There are fears in Germany and Austria that when the European Union expands to include up to twelve new members, many of them post-communist countries, over the next five to ten years, that there labour markets will be inundated with cheap workers from the east. And if there is an influx of cheap labour, sceptics say, Germans and Austrians will lose their jobs, which would not be, and never is, a popular thing.

The free movement of labour is one of the main tenets of the European Union. It means that I, as a British subject, can travel and work in the EU member state of my choice. But when the EU, or the EC, or the EEC as it has been called during various stages of its existence, has expanded to take on poorer countries, such as Portugal and Spain, or Greece, there have always been these fears that the populations of these countries would suddenly uproot themselves en masse and descend on the Union's richer states, take all the jobs and leave the locals unemployed. It is a recurring fear, as in today's world many people are concerned for their jobs.

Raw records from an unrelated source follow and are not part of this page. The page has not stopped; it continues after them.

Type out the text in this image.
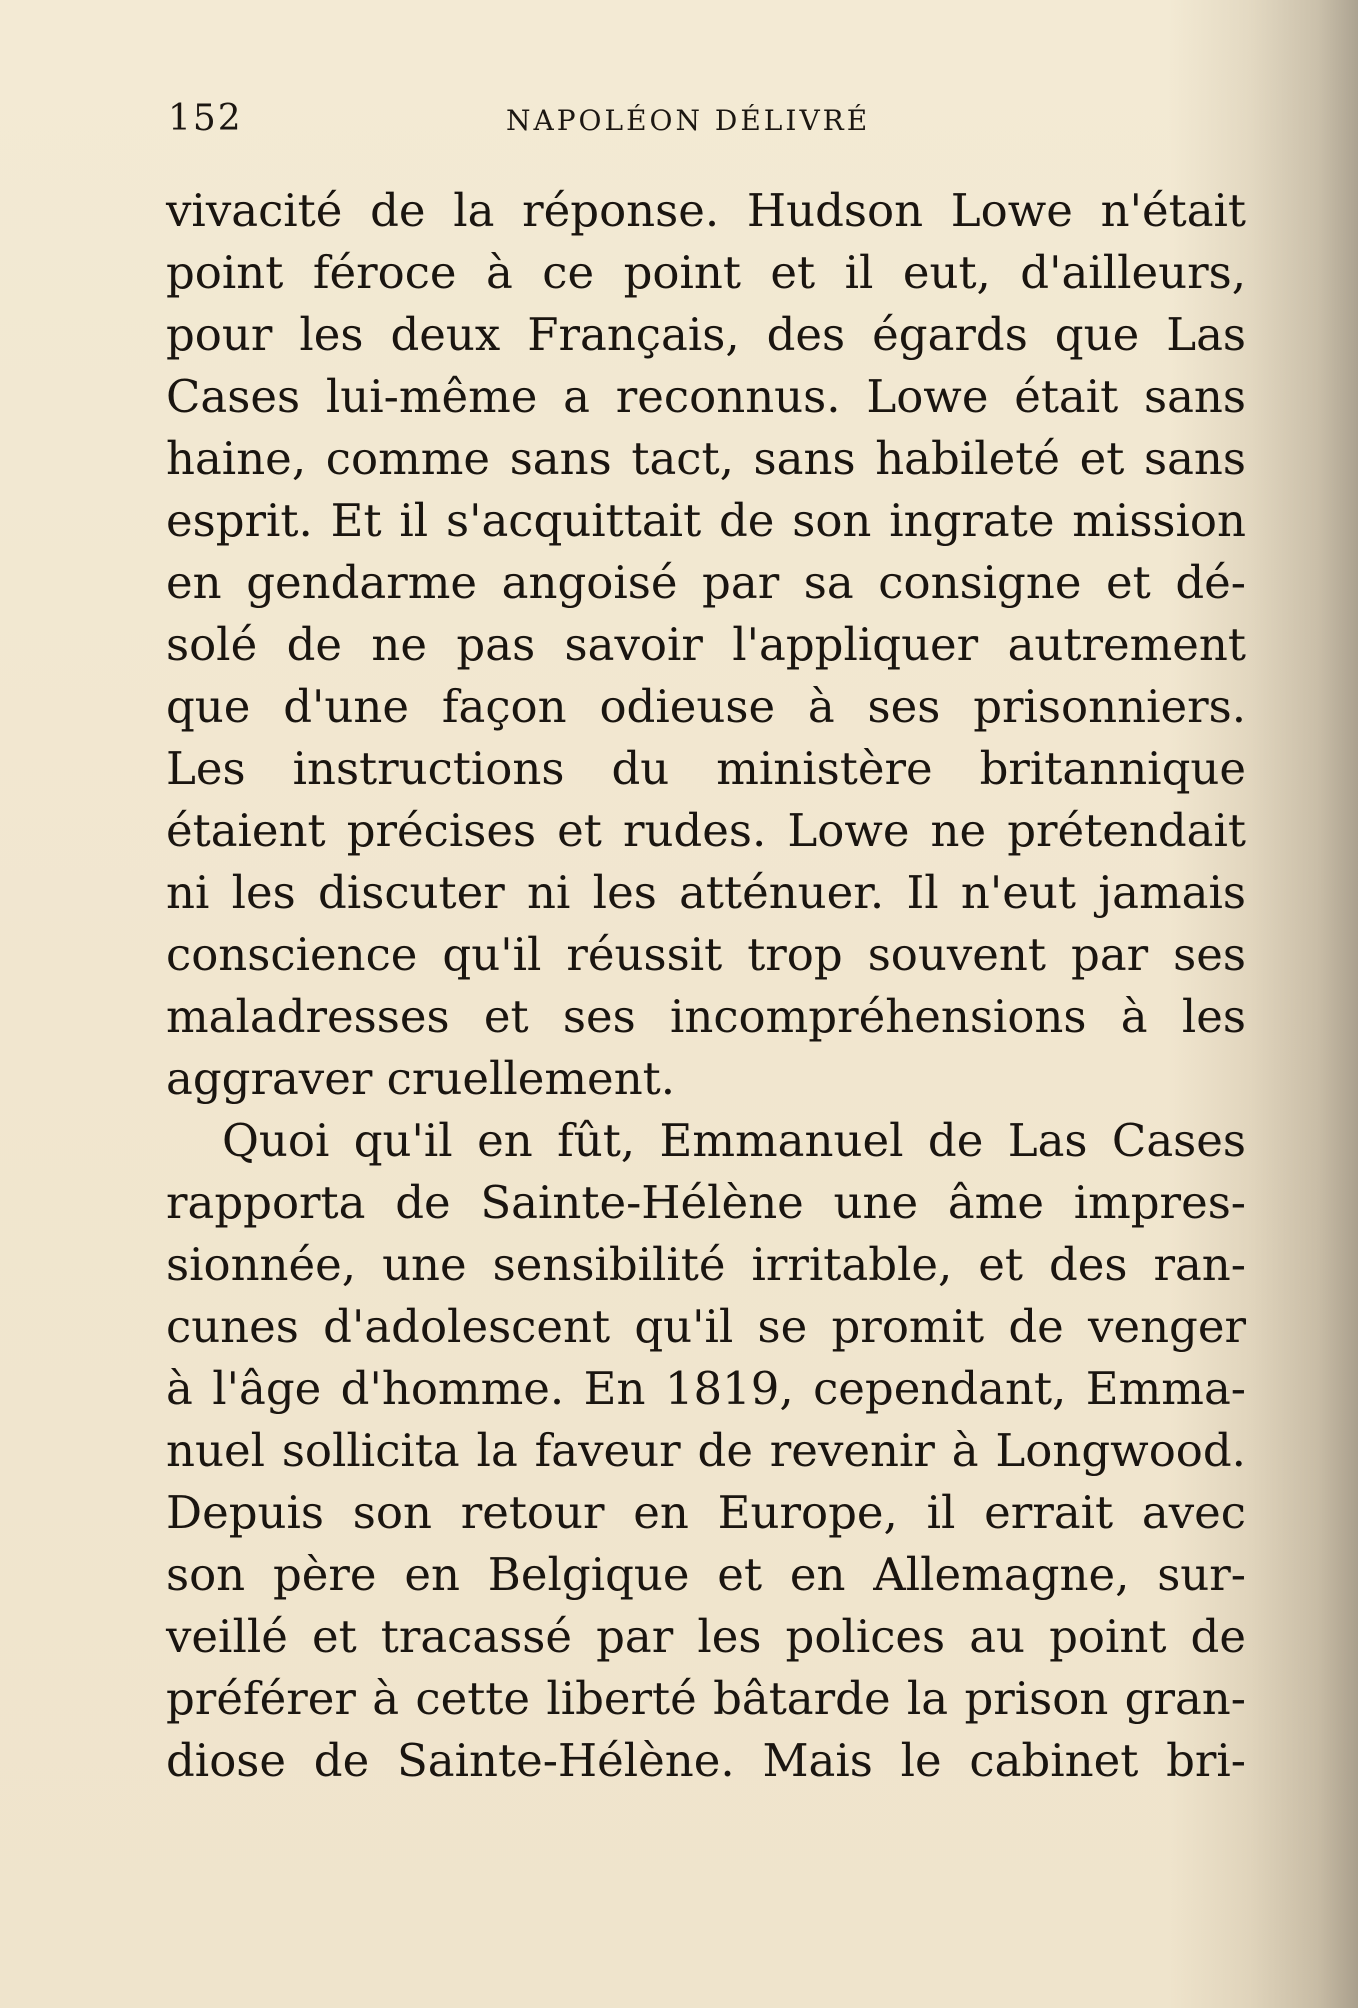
152	NAPOLÉON DÉLIVRÉ
vivacité de la réponse. Hudson Lowe n'était
point féroce à ce point et il eut, d'ailleurs,
pour les deux Français, des égards que Las
Cases lui-même a reconnus. Lowe était sans
haine, comme sans tact, sans habileté et sans
esprit. Et il s'acquittait de son ingrate mission
en gendarme angoisé par sa consigne et dé-
solé de ne pas savoir l'appliquer autrement
que d'une façon odieuse à ses prisonniers.
Les instructions du ministère britannique
étaient précises et rudes. Lowe ne prétendait
ni les discuter ni les atténuer. Il n'eut jamais
conscience qu'il réussit trop souvent par ses
maladresses et ses incompréhensions à les
aggraver cruellement.
Quoi qu'il en fût, Emmanuel de Las Cases
rapporta de Sainte-Hélène une âme impres-
sionnée, une sensibilité irritable, et des ran-
cunes d'adolescent qu'il se promit de venger
à l'âge d'homme. En 1819, cependant, Emma-
nuel sollicita la faveur de revenir à Longwood.
Depuis son retour en Europe, il errait avec
son père en Belgique et en Allemagne, sur-
veillé et tracassé par les polices au point de
préférer à cette liberté bâtarde la prison gran-
diose de Sainte-Hélène. Mais le cabinet bri-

For Germany in particular, this is an internal political issue, as the country faces general elections next year. With a widespread fear such as this, it would be foolish of any German politician not to address the issue. And Chancellor Gerhard Shroeder has risen to the challenge, proposing that a transition period of up to seven years be introduced, during which time the citizens of candidate countries, such as the Czech Republic, would not be able to seek work in current EU member states.

This has the Czechs up in arms. It is an issue that I have heard discussed in shops, bars, restaurants, in work and at many press conferences over the past few weeks. Just as the Germans and Austrians are worried about their jobs, the Czechs are angry that they could be denied one of the fundamental rights of EU citizens. They see it as blatantly unfair that they should be prevented from going where they please in the European Union to find a job. I understand their anger, and their hurt pride. They feel it will make them second class citizens and the argument that a similar measure was introduced for Spain and Portugal does not seem to ease the pain.

But the interesting thing is that the whole debate over whether or not to allow Czechs the right to work where they want is that most Czechs don't want to work elsewhere. There will be a minimal number that will leave to work in other EU countries whenever they are given the green light to do so. A tiny, tiny percentage. The fact is that the Czechs do not want to leave the Czech Republic. They do not even want to leave their home towns. Seriously, there are areas with high unemployment in the Czech Republic that are literally next door to more prosperous ones. But, the vast majority of Czechs refuse to move, even it's just, say, sixty kilometres down the road to get a better job.

They simply stay put and it will be pretty much the same after the Czech Republic joins the European Union. So, in a way, the argument is merely hypothetical and pointless, on both sides of the divide. German and Austrian fears over a massive wave of Czechs coming in to take their jobs are unfounded, while Czech anger over not being allowed to work in other EU countries is a waste of time, because all but a tiny few will actually want to leave.